2014年3月26日水曜日

第4回いわき昔野菜フェスティバル

 5時間の長丁場だった。3月25日午前10時すぎ、中央台公民館に入る。出たのは午後3時すぎ。いわき昔野菜フェスティバルに今年も参加した。4回目だ。

 午前中は、山形県鶴岡市のシェフ奥田政行さんが「在来作物に出会ったシェフの物語」と題して講演した=写真。昼に「いわき昔野菜弁当」を食べたあと、午後1時から「種が伝えた食文化……つなげよういわき昔野菜」をテーマに、パネルディスカッションが開かれた。

 コーディネーターは山形大准教授の江頭宏昌さん。パネリストは地元いわきの生産者、シェフなど7人で、かつていわき地域学會が市の委託を受けていわきの伝統郷土食を調査した縁で、7人の一人に加わった。まずは、パネリストとして私が話したことを中心に書く。

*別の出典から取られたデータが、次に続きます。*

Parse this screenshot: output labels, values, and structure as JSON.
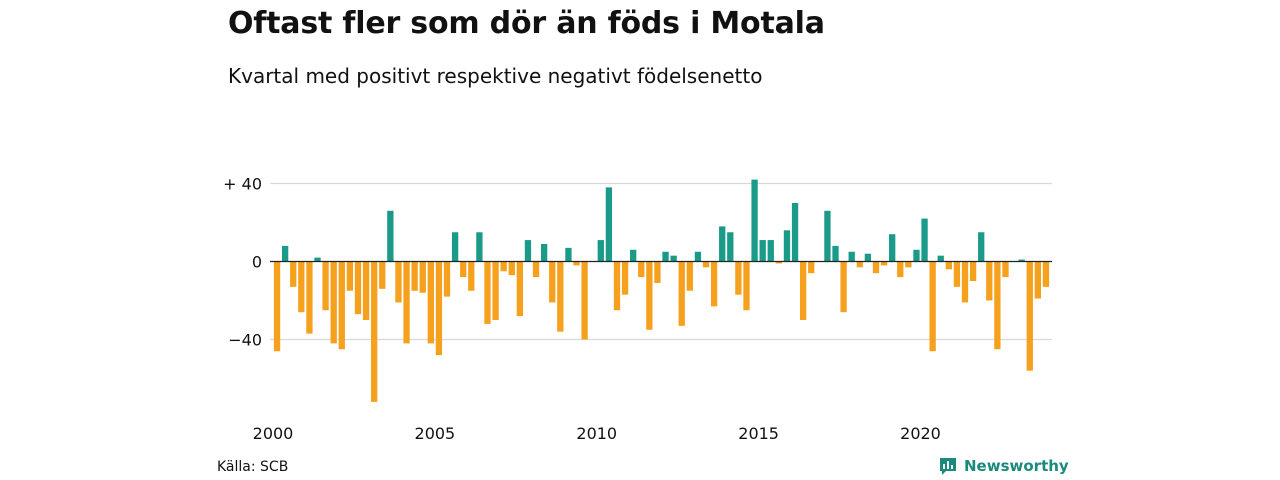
{
  "colors": {
    "positive": "#1a9b8a",
    "negative": "#f5a11d",
    "grid": "#d9d9d9",
    "text": "#111111",
    "brand": "#1a8a7d"
  },
  "source": "Källa: SCB",
  "brand": {
    "name": "Newsworthy",
    "icon": "newsworthy-logo-icon"
  },
  "chart_data": {
    "type": "bar",
    "title": "Oftast fler som dör än föds i Motala",
    "subtitle": "Kvartal med positivt respektive negativt födelsenetto",
    "yticks": [
      {
        "value": 40,
        "label": "+ 40"
      },
      {
        "value": 0,
        "label": "0"
      },
      {
        "value": -40,
        "label": "−40"
      }
    ],
    "xticks": [
      {
        "value": 2000,
        "label": "2000"
      },
      {
        "value": 2005,
        "label": "2005"
      },
      {
        "value": 2010,
        "label": "2010"
      },
      {
        "value": 2015,
        "label": "2015"
      },
      {
        "value": 2020,
        "label": "2020"
      }
    ],
    "ylim": [
      -73,
      45
    ],
    "xlim": [
      2000,
      2024.5
    ],
    "start_year": 2000,
    "values": [
      -46,
      8,
      -13,
      -26,
      -37,
      2,
      -25,
      -42,
      -45,
      -15,
      -27,
      -30,
      -72,
      -14,
      26,
      -21,
      -42,
      -15,
      -16,
      -42,
      -48,
      -18,
      15,
      -8,
      -15,
      15,
      -32,
      -30,
      -5,
      -7,
      -28,
      11,
      -8,
      9,
      -21,
      -36,
      7,
      -2,
      -40,
      0,
      11,
      38,
      -25,
      -17,
      6,
      -8,
      -35,
      -11,
      5,
      3,
      -33,
      -15,
      5,
      -3,
      -23,
      18,
      15,
      -17,
      -25,
      42,
      11,
      11,
      -1,
      16,
      30,
      -30,
      -6,
      0,
      26,
      8,
      -26,
      5,
      -3,
      4,
      -6,
      -2,
      14,
      -8,
      -3,
      6,
      22,
      -46,
      3,
      -4,
      -13,
      -21,
      -10,
      15,
      -20,
      -45,
      -8,
      0,
      1,
      -56,
      -19,
      -13
    ]
  }
}
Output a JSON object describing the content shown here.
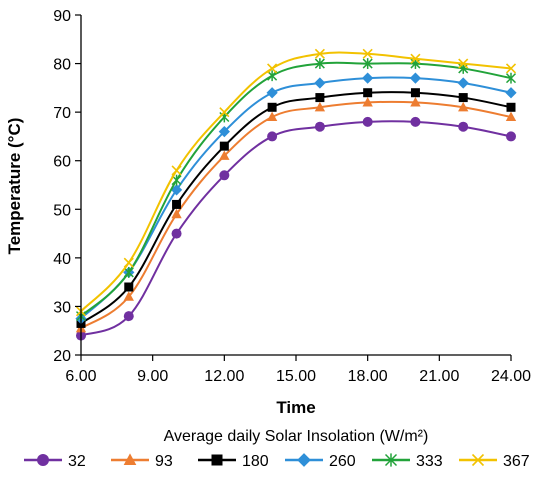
{
  "chart_data": {
    "type": "line",
    "xlabel": "Time",
    "ylabel": "Temperature (°C)",
    "xlim": [
      6,
      24
    ],
    "ylim": [
      20,
      90
    ],
    "x_ticks": [
      6,
      9,
      12,
      15,
      18,
      21,
      24
    ],
    "x_tick_labels": [
      "6.00",
      "9.00",
      "12.00",
      "15.00",
      "18.00",
      "21.00",
      "24.00"
    ],
    "y_ticks": [
      20,
      30,
      40,
      50,
      60,
      70,
      80,
      90
    ],
    "y_tick_labels": [
      "20",
      "30",
      "40",
      "50",
      "60",
      "70",
      "80",
      "90"
    ],
    "grid": false,
    "legend_title": "Average daily Solar Insolation (W/m²)",
    "legend_position": "bottom",
    "x": [
      6,
      8,
      10,
      12,
      14,
      16,
      18,
      20,
      22,
      24
    ],
    "series": [
      {
        "name": "32",
        "color": "#7030A0",
        "marker": "circle",
        "values": [
          24,
          28,
          45,
          57,
          65,
          67,
          68,
          68,
          67,
          65
        ]
      },
      {
        "name": "93",
        "color": "#ED7D31",
        "marker": "triangle",
        "values": [
          25.5,
          32,
          49,
          61,
          69,
          71,
          72,
          72,
          71,
          69
        ]
      },
      {
        "name": "180",
        "color": "#000000",
        "marker": "square",
        "values": [
          26.5,
          34,
          51,
          63,
          71,
          73,
          74,
          74,
          73,
          71
        ]
      },
      {
        "name": "260",
        "color": "#2E8FD8",
        "marker": "diamond",
        "values": [
          27.5,
          37,
          54,
          66,
          74,
          76,
          77,
          77,
          76,
          74
        ]
      },
      {
        "name": "333",
        "color": "#22A33A",
        "marker": "star",
        "values": [
          28,
          37,
          56,
          69,
          77.5,
          80,
          80,
          80,
          79,
          77
        ]
      },
      {
        "name": "367",
        "color": "#F2C200",
        "marker": "x",
        "values": [
          29,
          39,
          58,
          70,
          79,
          82,
          82,
          81,
          80,
          79
        ]
      }
    ]
  }
}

 地域学會が「伝統郷土食」を調査し、報告書をまとめたのは平成7(1995)年3月。調査リーダーは故佐藤孝徳氏、私は編集・校正を担当した。同じ年、阪神・淡路大震災、地下鉄サリン事件が起きる。そして、その年の5月、私は夏井川渓谷にある義父の隠居の管理人になり、翌年、家庭菜園を始めた。

 渓谷で栽培されている昔野菜の「三春ネギ」に、ふるさと・阿武隈の味の記憶を呼び覚まされた。渓谷の農家から種と苗をもらって栽培を始め、三春ネギのルーツを調べた。自家採種~保存~播種(秋まき)~定植~収穫の2年サイクルを守ってきたが、昨年(2013年)秋、敷地の全面除染のために土を入れ替え、菜園がいったん更地になった。

 故佐藤氏によると、いわきの食文化の一大特徴は、浜の料理が多彩で豪華なこと。農山村はどうかといえば、よごし類・てんぷらなど全国共通のものが多い。その浜の料理も、わずか数キロ内陸に入っただけで無縁のものになる。山も事情は同じ。いわきの食文化をひとくくりにはできない。
 
 いわきはハマ・マチ・ヤマの3層に区分される。そして、北から夏井川(大久川流域を含む)・藤原川・鮫川(蛭田川流域を含む)の3流域圏の連合体とみることができる。それぞれの下流部に平・小名浜・勿来という人口集中地域が形成された。いわきは3極3層のまち。そう分けることで、食文化の違いと共通性もみえてくる。

 ハマの食文化は千葉・茨城県のそれと共通する。黒潮という海の道でつながっている。ヤマの食文化も地続きの他町村のそれと共通する。山の道だ。

「三春ネギ」の場合は、恐らく郡山市阿久津町の「阿久津曲がりネギ」と関係がある。越中富山の薬売りが明治30(1897)年ごろ、ある農家に「加賀ネギ群」の種を持ち込んだ。それが始まり。やがて、このネギの苗あるいは種が東の町村(田村地方)へ伝わり、さらに小野町経由で夏井川下流の川前町、夏井川渓谷の小川町・牛小川まで届いたと想定できる。
  
 一方、いわき一本太ネギは千住系。常磐線が開通した明治30年以後、「東京ネギ」が導入された。それが改良されて今に残るいわき一本太ネギ(千住一本ネギ)になった。
 
 種があればなんとかなる、種があれば頑張れる、種があればなんでもできる。ついでに語呂合わせながら、風土がfood(フード)をつくる、なんてことも話した。